Build a better mousetrap, and the world will beat a path to your door. It stands to reason that the adage about innovation and capitalist reward would apply to better mice as well, at least of the computer variety.
By that measure, the vertical mouse, which resembles a gamer's joystick, ought to be poised for commercial success.
The International Journal of Human-Computer Interaction, a respected quarterly, published a study this month that said switching to the odd-looking mouse had reduced the pain suffered by computer users in their hands, arms and necks and trimmed the number of workdays lost to sick leave.
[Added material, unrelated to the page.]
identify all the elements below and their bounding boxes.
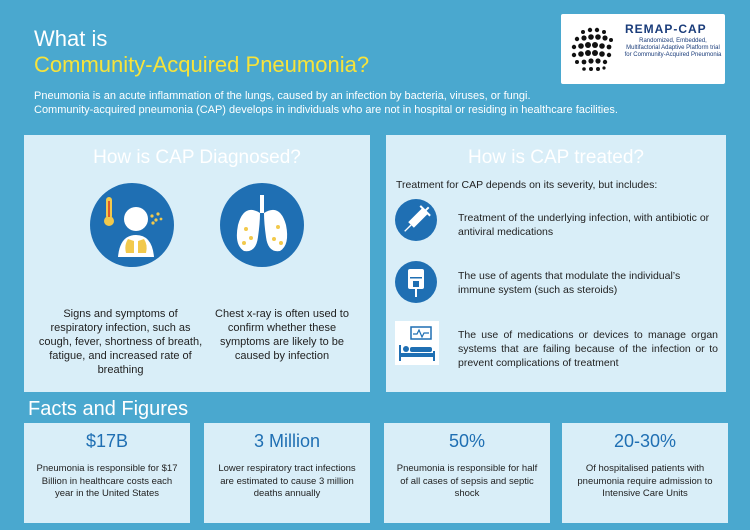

Still, if the past is any guide, the Anir Vertical Mouse, also known as Dr. Mouse, faces an uphill struggle, and its producer, Animax International of Norway, will not mint a fortune soon.
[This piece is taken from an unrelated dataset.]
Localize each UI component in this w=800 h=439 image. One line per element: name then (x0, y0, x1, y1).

Industry history, economics and human nature resist an insurgent product unless it promises a huge improvement in price, performance or some other benefit. Economists call the forces favoring the incumbent product "lock-in" and describe the steep hurdle faced by an innovative newcomer as high "switching costs."
"Often, it's the brain that is the real lock-in -- people's habits are so difficult to change," said Hal Varian, an economist at the University of California at Berkeley.
The producers of ergonomic computer keyboards and mice have found it frustratingly difficult to make major inroads. As many as 20 percent of the nation's 150 million computer users, especially those working on their machines for four hours or more a day, are considered to be at risk of suffering repetitive-stress injuries.
Most ergonomic products try to reduce strain by putting the hands in a more natural position -- tilted, with the thumbs raised somewhat instead of having the hands splayed flat.
The most successful ergonomic product has been the Microsoft Natural Keyboard, a wave-shaped, split keyboard that raises the thumbs and separates the hands. Microsoft's hardware unit -- which produces mainly keyboards, mice and joysticks -- is a quiet success story within the software giant.
This contradicts repeated claims by critics that Microsoft owes its success to the unfair edge it enjoys because of its industry-standard Windows operating system. Microsoft has no natural advantage in hardware other than a well-known brand and deep pockets.
Yet Rick Thompson, vice president of the hardware unit, said the Natural Keyboard, introduced in 1994, did not take the market by storm as he had hoped. Today, about 120 million PCs are shipped worldwide each year, nearly all of them with flat keyboards.
The so-called aftermarket for replacement or enhanced keyboards is about 3 million, and one in five of those has an ergonomic design. Microsoft holds an estimated two-thirds of the ergonomic keyboard market.
"You simply can't cause most people to change from the standard design even if your product is better," Thompson said.
The six-month field study reported seems encouraging. It was conducted by Dr. Arne Aaras, coordinator of health medical services in Norway for Alcatel, the European telecommunications company, and two assistants.
The study looked at 69 computer users, recording their pain levels with questionnaires. Pain dropped 30 percent to 50 percent. Alcatel and the Norwegian government financed the study.
Other ergonomic experts are impressed. Marvin Dainoff, director of the Center for Ergonomic Research at Miami University in Ohio, called the study powerful.
Yet the hurdles of habit and price are high. Researchers say that it takes a day or so to learn how to use the vertical mouse and that performance drops slightly.
And the Anir Vertical mouse costs $50. "Anything that knocks up the price of a system is very tough to sell," said Neal Taslitz, president of Humantouch Products.